LA PRINCESSE DU DESERT

Titre: Musa
Réalisateur: Sung-su Kim
Interprètes: Jin-mo ju (Choi Jung)

 

Sung Kee Ahn (Jin Li)
Woo-sung Jung (Yeo Sol)
Zhang Ziyi ( La Princesse Bu Yong)
Yu Rong guang
 

 

 

 

 

 

Année: 2002
Genre: Aventures historiques
Pays: Corée
Editeur  
Violence: * * *
Erotisme: * *
Suite:  

70%

Résumé:

 

 

Critique:

Musa est le plus gros budget du cinéma coréen: une grande fresque épique qui suit les pérégrinations d'une série de personnages de culture, de classe sociale et d'origine différentes. Leur périple donne lieu à une intéressante étude de caractère doublée de quelques belles séquences de combats. Des passages barbares et réalistes, à l'opposé des affrontements cablés parasitant un peu trop le cinéma martial actuel. Woo-sung Jung incarne un lancier émerite et les duels sont souvent hargneux, avec force jets de sang et membres tranchés. Regretons qu'il prenne souvent la pause et se la joue un peu trop gravure de mode pour pleinement convaincre?

Même si ils se veulent réalistes, les combats, pour leur part, ne sont pas très bien filmés. Ils se passent des cables et des trempolines pour privilégier la rigueur et l'authenticité, ce qui n'est pas plus mal, mais la manière dont le réalisateur les film produit un curieux sentiment d'accéléré. La plupart du temps le spectateur ne voit que des morceaux de corps sectionnés, quelques jets de sang et un acteur hurlant sa rage.
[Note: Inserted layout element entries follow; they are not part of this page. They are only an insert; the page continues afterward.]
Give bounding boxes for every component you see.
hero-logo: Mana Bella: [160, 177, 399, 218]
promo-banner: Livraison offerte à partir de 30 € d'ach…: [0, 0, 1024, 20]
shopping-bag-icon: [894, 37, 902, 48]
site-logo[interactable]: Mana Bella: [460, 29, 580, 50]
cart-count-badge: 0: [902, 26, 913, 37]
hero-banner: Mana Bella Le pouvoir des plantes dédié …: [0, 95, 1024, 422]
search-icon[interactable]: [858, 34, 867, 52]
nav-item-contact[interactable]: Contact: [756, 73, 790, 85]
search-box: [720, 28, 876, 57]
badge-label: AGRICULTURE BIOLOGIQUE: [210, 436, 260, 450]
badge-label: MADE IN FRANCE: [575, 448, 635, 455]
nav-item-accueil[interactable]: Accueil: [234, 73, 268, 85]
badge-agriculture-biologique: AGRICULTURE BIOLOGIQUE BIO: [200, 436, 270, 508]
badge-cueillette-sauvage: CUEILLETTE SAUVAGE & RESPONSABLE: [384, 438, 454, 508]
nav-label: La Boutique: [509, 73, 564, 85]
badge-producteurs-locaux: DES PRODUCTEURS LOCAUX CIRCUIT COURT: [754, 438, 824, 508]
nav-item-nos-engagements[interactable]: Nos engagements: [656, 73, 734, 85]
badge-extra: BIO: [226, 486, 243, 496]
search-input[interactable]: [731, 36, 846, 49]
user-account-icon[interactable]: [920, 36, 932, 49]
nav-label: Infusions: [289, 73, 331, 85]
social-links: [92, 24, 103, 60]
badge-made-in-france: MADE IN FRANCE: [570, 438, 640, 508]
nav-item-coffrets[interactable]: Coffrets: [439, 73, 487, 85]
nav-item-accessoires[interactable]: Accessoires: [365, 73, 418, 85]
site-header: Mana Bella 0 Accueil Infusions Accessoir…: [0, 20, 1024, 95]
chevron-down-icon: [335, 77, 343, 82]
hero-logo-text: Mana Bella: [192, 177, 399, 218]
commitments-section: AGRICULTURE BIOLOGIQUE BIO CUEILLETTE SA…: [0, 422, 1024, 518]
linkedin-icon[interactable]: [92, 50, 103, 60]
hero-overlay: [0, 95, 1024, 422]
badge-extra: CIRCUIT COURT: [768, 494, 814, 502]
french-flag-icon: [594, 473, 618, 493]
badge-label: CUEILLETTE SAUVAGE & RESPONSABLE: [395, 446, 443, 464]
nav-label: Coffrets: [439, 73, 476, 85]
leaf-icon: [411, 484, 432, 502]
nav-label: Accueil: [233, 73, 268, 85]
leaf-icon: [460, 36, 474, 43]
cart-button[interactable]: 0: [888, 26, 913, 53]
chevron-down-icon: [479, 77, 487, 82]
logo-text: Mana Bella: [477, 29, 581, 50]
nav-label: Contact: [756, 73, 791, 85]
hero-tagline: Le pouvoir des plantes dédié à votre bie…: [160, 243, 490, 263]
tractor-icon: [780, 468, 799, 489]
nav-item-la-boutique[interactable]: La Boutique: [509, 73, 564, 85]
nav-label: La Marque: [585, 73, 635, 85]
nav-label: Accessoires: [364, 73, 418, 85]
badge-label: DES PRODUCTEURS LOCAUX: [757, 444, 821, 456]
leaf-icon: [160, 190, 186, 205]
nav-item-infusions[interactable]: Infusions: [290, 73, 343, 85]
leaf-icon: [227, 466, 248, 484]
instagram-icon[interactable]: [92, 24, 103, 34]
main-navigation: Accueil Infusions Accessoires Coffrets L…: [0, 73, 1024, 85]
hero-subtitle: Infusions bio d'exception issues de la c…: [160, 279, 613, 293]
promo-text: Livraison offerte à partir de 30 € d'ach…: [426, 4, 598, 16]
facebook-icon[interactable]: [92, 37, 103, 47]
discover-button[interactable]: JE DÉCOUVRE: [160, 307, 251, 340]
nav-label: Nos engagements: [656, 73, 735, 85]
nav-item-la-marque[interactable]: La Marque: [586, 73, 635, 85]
Dommage que, lors des grandes batailles que l'on eut espéré gigantesque, le cinéaste choisisse la voie des mouvements de caméra incessant et du montage ultra-rapide: une manière sans doute de compenser le manque de capacité martiale des interprètes mais une technique cinématographique un brin lassante sur la longueur

 

Mais, malgrè ses défauts, le métrage possède certaines indéniables qualités: le cinéaste prend son temps (128 minutes en montage international, une demi heure supplémentaire en version longue) et évite le manichéisme. L'intrigue est intéressante, le fond historique instructif, les acteurs talentueux, les décors grandioses et la figuration nombreuse.

Musa est finalement un eastern épique, une superproduction qui reprend le décor si attrayant du désert, justement magnifié par de multiples chef d'oeuvres du western, comme cadre d'une intrigue simple. On y retrouve la caravane menacée, les poursuites à cheval, le siège d'une place forte où les héros se sont retranchés, des adversaires plus nombreux et impitoyables, bref, Kim Sung-Soo rejoue la symphonie autrefois écrite par John Ford.

Même si l'ensemble est inabouti, le résultat reste satisfaisant et on en ressort plutôt content. Pas un chef d'oeuvre mais un honnête spectacle d'aventures historiques haut en couleurs.